Symmetric and asymmetric: why two types of encryption?
Tech culture
Cuando empezamos a interesarnos en el cifrado, rápidamente nos encontramos con dos tipos de cifrado: simétrico y asimétrico. Más información sobre sus características y usos.
Encryption is one of the solutions to protect yourself and guarantee confidentiality. There are actually two main families: asymmetric encryption (e.g.: RSA, ECDSA) and symmetric encryption (e.g: AES-256). Each has its advantages and disadvantages. To understand the difference and their uses, some history is needed.
The ancient origins of symmetric encryption
The need to keep information confidential, and to make it accessible only to the owners or recipients, has existed for a long time. If we go back to antiquity or to the Roman era, there are already traces of a method still used today: encryption (see the Polybius square or Caesar’s code). The principle is simple, to make data unreadable by substituting and/or swapping the characters in a precise order. This order is indicated by a key held by the sender and the recipient, thus making the information confidential.
With the arrival of computers and their growing power, encryption algorithms have become more complex (several swapping and substitution sequences) and the keys have become longer. Nevertheless, the purpose remains the same: to guarantee that only the key holders can access the data in readable format both when it’s stored (“at rest”) and when it’s exchanged (“in transit”).
In both cases, the same key is usually used to encrypt and decrypt, this is called symmetric encryption also referred to as secret key encryption.
Asymmetric encryption to facilitate key exchanges
Although symmetric encryption is very effective, to be able to communicate confidentially with another system or another user means they must have a copy of the encryption key. In the digital age where computer networks make it possible to communicate easily from one end of the globe to the other, handing over the key in person is an important constraint. To overcome this problem, during the second half of the 20th century, a second type of encryption was created: asymmetric encryption. It also consists of an algorithm, but this time with not one, but two, mathematically linked, keys.
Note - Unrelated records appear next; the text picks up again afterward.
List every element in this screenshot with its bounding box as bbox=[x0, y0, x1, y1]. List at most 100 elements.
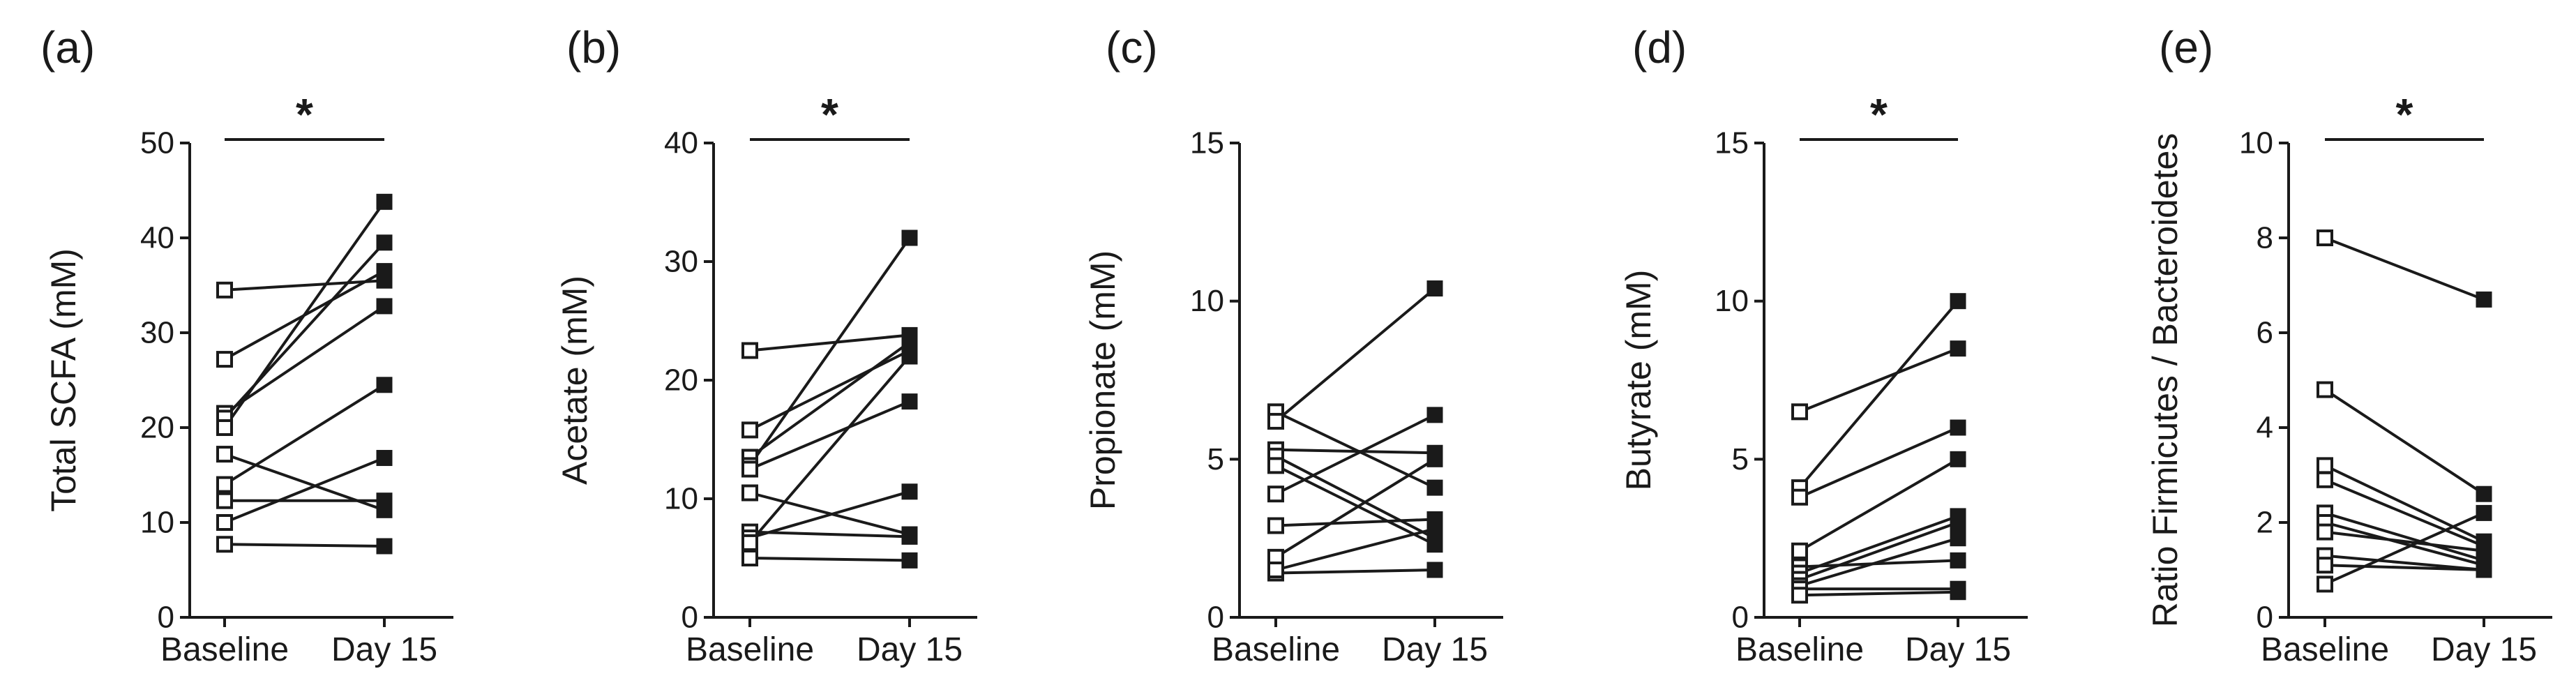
panel-e-day15-point bbox=[2476, 485, 2492, 502]
panel-e-pair-line bbox=[2324, 464, 2485, 543]
panel-a-pair-line bbox=[224, 543, 385, 548]
panel-e-pair-line bbox=[2324, 530, 2485, 552]
panel-d-day15-point bbox=[1950, 514, 1966, 531]
panel-c-pair-line bbox=[1275, 448, 1436, 455]
panel-e-pair-line bbox=[2324, 521, 2485, 567]
panel-a-baseline-point bbox=[216, 351, 233, 368]
panel-e-baseline-point bbox=[2317, 523, 2333, 541]
panel-e-baseline-point bbox=[2317, 381, 2333, 398]
panel-b-day15-point bbox=[901, 393, 918, 410]
panel-c-baseline-point bbox=[1267, 412, 1284, 430]
panel-b-baseline-point bbox=[741, 421, 758, 439]
panel-a-significance-star: * bbox=[296, 89, 313, 140]
panel-a-day15-point bbox=[376, 193, 393, 210]
panel-e-pair-line bbox=[2324, 554, 2485, 571]
panel-e-pair-line bbox=[2324, 511, 2485, 562]
panel-c-baseline-point bbox=[1267, 485, 1284, 503]
panel-b-day15-point bbox=[901, 528, 918, 545]
panel-a-day15-point bbox=[376, 492, 393, 509]
panel-c-y-tick-label: 15 bbox=[1190, 126, 1224, 160]
panel-a-day15-point bbox=[376, 263, 393, 280]
panel-b-pair-line bbox=[749, 530, 910, 539]
panel-b-day15-point bbox=[901, 483, 918, 500]
panel-d-y-tick-label: 15 bbox=[1715, 126, 1749, 160]
panel-c-pair-line bbox=[1275, 414, 1436, 495]
panel-e-y-tick-label: 10 bbox=[2239, 126, 2273, 160]
panel-b-baseline-point bbox=[741, 460, 758, 478]
panel-e-day15-point bbox=[2476, 504, 2492, 521]
panel-c-pair-line bbox=[1275, 455, 1436, 540]
panel-c-day15-point bbox=[1426, 280, 1443, 297]
panel-e-y-tick-label: 0 bbox=[2257, 601, 2273, 635]
panel-a-baseline-point bbox=[216, 492, 233, 509]
panel-d-day15-point bbox=[1950, 552, 1966, 569]
panel-b-y-tick-label: 40 bbox=[664, 126, 698, 160]
panel-a-y-tick-label: 0 bbox=[158, 601, 174, 635]
panel-e-day15-point bbox=[2476, 291, 2492, 308]
panel-a-pair-line bbox=[224, 279, 385, 292]
panel-c-baseline-point bbox=[1267, 457, 1284, 474]
panel-e-day15-point bbox=[2476, 543, 2492, 559]
panel-d-pair-line bbox=[1799, 536, 1959, 587]
panel-b-pair-line bbox=[749, 490, 910, 540]
panel-a-pair-line bbox=[224, 456, 385, 524]
panel-c-pair-line bbox=[1275, 527, 1436, 571]
panel-e-label: (e) bbox=[2159, 22, 2213, 73]
panel-d-significance-star: * bbox=[1870, 89, 1888, 140]
panel-b-pair-line bbox=[749, 333, 910, 352]
panel-e-y-tick-label: 2 bbox=[2257, 506, 2273, 540]
panel-b-significance-star: * bbox=[821, 89, 838, 140]
panel-e-x-tick-label: Day 15 bbox=[2431, 631, 2537, 668]
panel-d-pair-line bbox=[1799, 521, 1959, 581]
panel-b-pair-line bbox=[749, 400, 910, 471]
panel-a-baseline-point bbox=[216, 281, 233, 299]
panel-a-baseline-point bbox=[216, 514, 233, 531]
panel-d-day15-point bbox=[1950, 340, 1966, 357]
panel-b-day15-point bbox=[901, 334, 918, 351]
panel-c-y-tick-label: 0 bbox=[1207, 601, 1224, 635]
panel-c-day15-point bbox=[1426, 536, 1443, 553]
panel-e-pair-line bbox=[2324, 564, 2485, 571]
panel-c-pair-line bbox=[1274, 458, 1436, 559]
panel-a-y-tick-label: 50 bbox=[140, 126, 174, 160]
panel-c-pair-line bbox=[1274, 287, 1436, 423]
panel-b-x-tick-label: Day 15 bbox=[857, 631, 963, 668]
panel-c-baseline-point bbox=[1267, 517, 1284, 534]
panel-a-day15-point bbox=[376, 298, 393, 315]
panel-e-x-tick-label: Baseline bbox=[2261, 631, 2389, 668]
panel-a-baseline-point bbox=[216, 446, 233, 463]
panel-e-pair-line bbox=[2324, 478, 2485, 548]
panel-d-y-axis-label: Butyrate (mM) bbox=[1619, 270, 1658, 491]
panel-c-day15-point bbox=[1426, 562, 1443, 578]
panel-e-y-tick-label: 4 bbox=[2257, 411, 2273, 445]
panel-d-baseline-point bbox=[1791, 403, 1808, 421]
panel-a-y-tick-label: 20 bbox=[140, 411, 174, 445]
panel-d-pair-line bbox=[1798, 300, 1959, 489]
panel-d-baseline-point bbox=[1791, 587, 1808, 604]
panel-d-pair-line bbox=[1798, 458, 1959, 552]
panel-e-y-tick-label: 8 bbox=[2257, 221, 2273, 255]
panel-d-day15-point bbox=[1950, 293, 1966, 310]
panel-a-x-tick-label: Baseline bbox=[160, 631, 289, 668]
panel-a-label: (a) bbox=[40, 22, 95, 73]
panel-d-pair-line bbox=[1799, 515, 1959, 575]
panel-b-baseline-point bbox=[741, 484, 758, 502]
panel-b-pair-line bbox=[749, 349, 910, 432]
panel-a-y-axis-label: Total SCFA (mM) bbox=[44, 248, 83, 512]
panel-d-pair-line bbox=[1799, 426, 1959, 499]
panel-c-pair-line bbox=[1275, 464, 1436, 546]
panel-e-baseline-point bbox=[2317, 557, 2333, 574]
panel-b-y-tick-label: 20 bbox=[664, 363, 698, 398]
panel-a-pair-line bbox=[223, 201, 386, 429]
panel-c-x-tick-label: Baseline bbox=[1212, 631, 1340, 668]
panel-a-day15-point bbox=[376, 450, 393, 467]
panel-a-baseline-point bbox=[216, 536, 233, 553]
panel-e-pair-line bbox=[2323, 388, 2485, 495]
panel-a-y-tick-label: 10 bbox=[140, 506, 174, 540]
panel-b-y-tick-label: 10 bbox=[664, 482, 698, 516]
panel-a-baseline-point bbox=[216, 476, 233, 493]
panel-c-baseline-point bbox=[1267, 562, 1284, 578]
panel-d-y-tick-label: 5 bbox=[1732, 442, 1749, 476]
panel-d-day15-point bbox=[1950, 530, 1966, 547]
panel-d-x-tick-label: Day 15 bbox=[1905, 631, 2011, 668]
When one of the keys is used to encrypt the data, only the other key can decrypt it, and vice versa. By convention, one of the keys is called the “private key” and the other the “public key”.
The idea here is to keep the private key safe and to distribute the public key. Anyone who wants to communicate confidentially with the private key holder can then easily send a symmetric key by first encrypting it using the public key. Only the holder of the private key will be able to decrypt it to establish the encrypted communication using the symmetrical key (much faster to encrypt data).
Two types of encryption that complement each other
These two types of encryption, by themselves or combined, can be found in different use cases.
- Encryption of data at rest or in transit (application, database, file, disk, instant messaging, etc.) using symmetric encryption.
- Secure end-to-end SSL/TLS connections (key exchange and data encryption) by using both asymmetric and symmetric encryption.
- Electronic signature (documents, emails, software, …) using asymmetric encryption associated with a hash function. In that case, it isn’t the document that is encrypted, but an imprint of it obtained using a hash algorithm.
- Authentication using a certificate also uses asymmetric encryption. Since the user is the sole owner of their private key, it can be certified by a trusted third party (commonly known as a Certification Authority) using a certificate that will contain the corresponding public key.
Under the pressure of regulations and the threat of increasingly frequent cyber attacks, the adoption of encryption has become widespread , creating a new area of expertise: data confidentiality management.